L’oeuvre de Mazarin n’aurait pas été complète s’il n’avait porté son regard que sur le Rhin, les Pays-Bas et les Pyrénées. L’intervention du Danemark et de la Suède dans la guerre de Trente ans, le lien qui s’était établi entre la crise allemande et la lutte pour la domination de la Baltique ne permettaient pas de considérer que les Traités de Westphalie et celui des Pyrénées eussent suffi à rétablir la paix européenne.

La guerre s’était rallumée au Nord et à l’Est de l’Europe. Un premier conflit avait opposé, de 1652-1654, l’Angleterre républicaine de Cromwell à la république des Provinces-Unies après la promulgation, en 1651, de l’Acte de navigation par le Lord Protecteur. Durant le conflit anglo-hollandais, la Suède, pour des raisons économiques, s’était trouvée entraînée du côté de Cromwell tandis que les Provinces-Unies se rapprochaient du Danemark afin d’empêcher que la Suède ne se rendît maîtresse de tout le commerce de la Baltique. Comme l’impérialisme suédois s’était tourné ensuite contre la Pologne, il en était résulté une guerre contre la Pologne et contre le Danemark, et une coalition s’était formée contre la Suède où étaient entrés le Danemark, le Brandenbourg, la Pologne et même la Russie, tandis que la flotte anglaise venait aider les Suédois. Après de nombreuses péripéties, il apparut que l’empereur cherchait dans le Nord une revanche à ses échecs, à la constitution de la Ligue du Rhin que Mazarin avait formée contre lui. 

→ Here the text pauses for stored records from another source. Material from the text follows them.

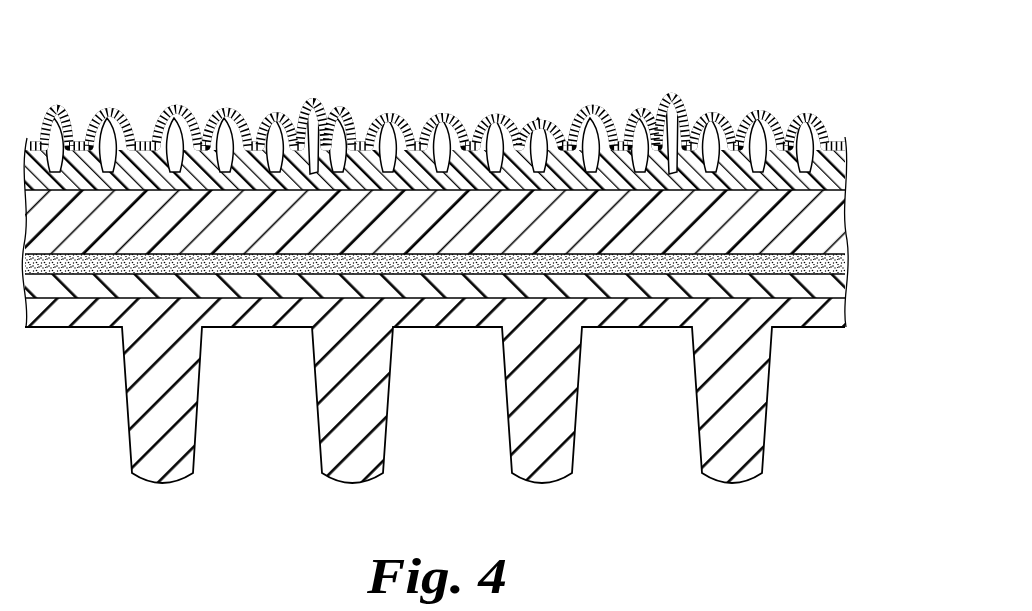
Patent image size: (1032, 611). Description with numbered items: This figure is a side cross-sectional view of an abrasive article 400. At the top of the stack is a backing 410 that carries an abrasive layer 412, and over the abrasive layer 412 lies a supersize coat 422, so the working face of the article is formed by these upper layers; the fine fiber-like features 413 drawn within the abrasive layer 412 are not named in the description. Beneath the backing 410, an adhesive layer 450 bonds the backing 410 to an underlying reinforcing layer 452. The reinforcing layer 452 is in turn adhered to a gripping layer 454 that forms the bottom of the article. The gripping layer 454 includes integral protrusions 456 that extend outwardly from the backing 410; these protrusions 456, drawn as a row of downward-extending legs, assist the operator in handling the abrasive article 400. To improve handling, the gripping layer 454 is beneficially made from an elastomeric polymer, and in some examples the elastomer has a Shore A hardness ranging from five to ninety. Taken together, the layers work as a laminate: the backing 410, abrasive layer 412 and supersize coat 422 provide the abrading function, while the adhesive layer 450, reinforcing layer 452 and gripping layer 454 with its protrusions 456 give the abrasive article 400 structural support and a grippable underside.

The abrasive article 400 is at (478, 277).
The backing 410 is at (848, 207).
The abrasive layer 412 is at (471, 115).
The fibers 413 is at (310, 104).
The supersize coat 422 is at (537, 118).
The adhesive layer 450 is at (835, 264).
The reinforcing layer 452 is at (833, 289).
The gripping layer 454 is at (480, 419).
The integral protrusions 456 is at (731, 467).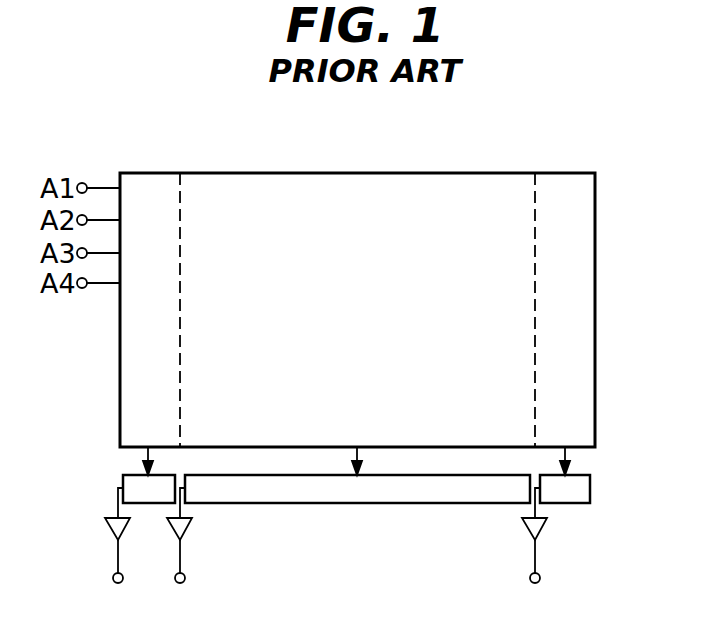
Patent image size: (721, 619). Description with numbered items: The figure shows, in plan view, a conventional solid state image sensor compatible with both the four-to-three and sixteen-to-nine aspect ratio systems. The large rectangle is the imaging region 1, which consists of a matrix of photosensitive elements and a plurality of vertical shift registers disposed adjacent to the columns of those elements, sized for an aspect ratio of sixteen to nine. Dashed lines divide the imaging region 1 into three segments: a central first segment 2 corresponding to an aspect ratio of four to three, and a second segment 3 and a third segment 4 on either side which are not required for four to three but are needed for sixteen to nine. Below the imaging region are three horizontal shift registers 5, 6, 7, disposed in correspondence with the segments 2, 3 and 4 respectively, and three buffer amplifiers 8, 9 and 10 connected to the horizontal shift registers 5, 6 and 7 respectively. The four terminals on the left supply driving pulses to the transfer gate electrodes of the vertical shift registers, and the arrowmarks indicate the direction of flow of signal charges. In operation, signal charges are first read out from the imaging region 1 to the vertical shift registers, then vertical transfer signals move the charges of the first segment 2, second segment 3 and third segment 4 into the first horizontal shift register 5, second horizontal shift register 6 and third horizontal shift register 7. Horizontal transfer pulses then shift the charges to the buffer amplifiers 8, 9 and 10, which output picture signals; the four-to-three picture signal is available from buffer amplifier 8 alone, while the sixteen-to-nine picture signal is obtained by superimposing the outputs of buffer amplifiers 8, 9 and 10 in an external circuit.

The imaging region 1 is at (312, 175).
The first segment 2 is at (462, 188).
The second segment 3 is at (153, 187).
The third segment 4 is at (572, 188).
The first horizontal shift register 5 is at (352, 490).
The second horizontal shift register 6 is at (130, 475).
The third horizontal shift register 7 is at (578, 489).
The buffer amplifier 8 is at (187, 528).
The buffer amplifier 9 is at (124, 528).
The buffer amplifier 10 is at (544, 528).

La France ne pouvait pas se laisser faire. Mazarin offrit donc sa médiation, et avec lui s’entremirent les Provinces-Unies qui ne voulaient pas servir jusqu’au bout les ambitions danoises ni risquer un nouveau conflit avec l’Angleterre. Le roi de Suède, Charles X, fit la paix avec le Danemark à qui il restitua une partie de ses conquêtes, mais en garda la majeure partie. Mazarin ménagea la Paix d’Oliva entre le Brandebourg, la Pologne et la Suède (1660).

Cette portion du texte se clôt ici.